I’m not talking about “climbing” in any metaphorical sense; I’m talking about actual climbing, defined in Webster’s Ninth Collegiate Dictionary as, “to draw or pull oneself up, over, or to the top of by using hands and feet.”

My climbing daughter has always scaled whatever was available, with the goal of getting as high as possible. She began, as a toddler, with the boulders and trees that filled the yard of our house; her first word was “rock.” At two years old, she amused herself during her big sisters’ swimming lessons by climbing the trees by the town pool. It was from one of these trees that she fell that summer, thankfully from a height of only about four feet – she was on her way down – thus earning the dubious honor of being the first of our children observed for signs of concussion.

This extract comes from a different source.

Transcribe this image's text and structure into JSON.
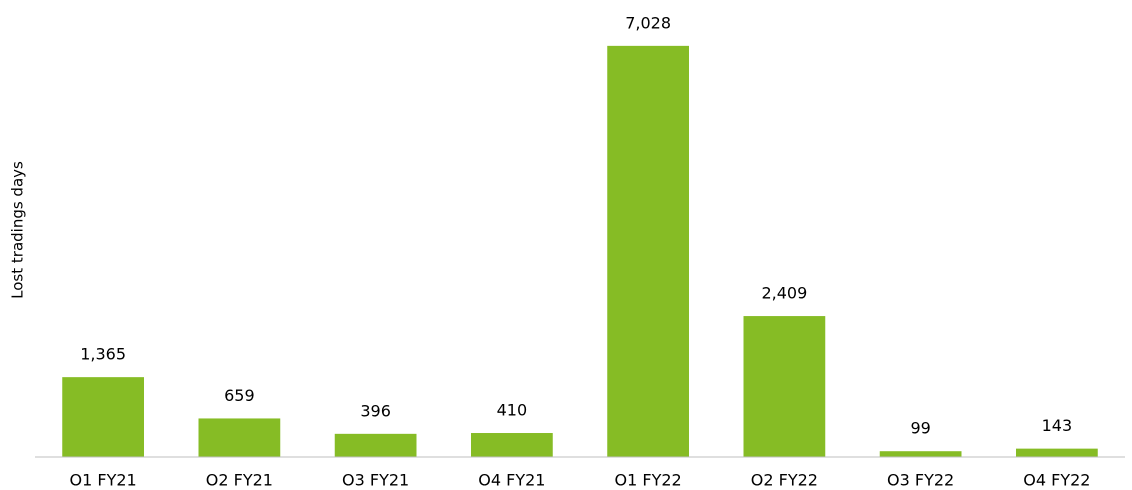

In recent years, this same daughter has climbed rocky cliffs by the Maine coast. She claimed a willow tree in our yard (named “Willowbee”), in whose branches she sits whenever she needs time alone. She once scaled the six-foot-high, spike-topped metal fence that borders the library parking lot, rather than simply using the entrance. When we visited the Brooklyn Botanic Garden on a recent trip to New York, I found it necessary to warn her beforehand that the trees there were not for climbing. The friends we were visiting understood my warning the next day, when they watched her attempt to climb every city fence we passed.

Raising this daughter has made me curious about the human impulse to climb. What ancient code in our DNA compels us to lift feet off the ground, pull up with arms, and attempt to defy gravity? Was climbing necessary to avoid predators? Did an elevated perspective improve one’s success in hunting and gathering? Were climbers valued members of society because they could keep watch from the heights and be the first to spot impending danger?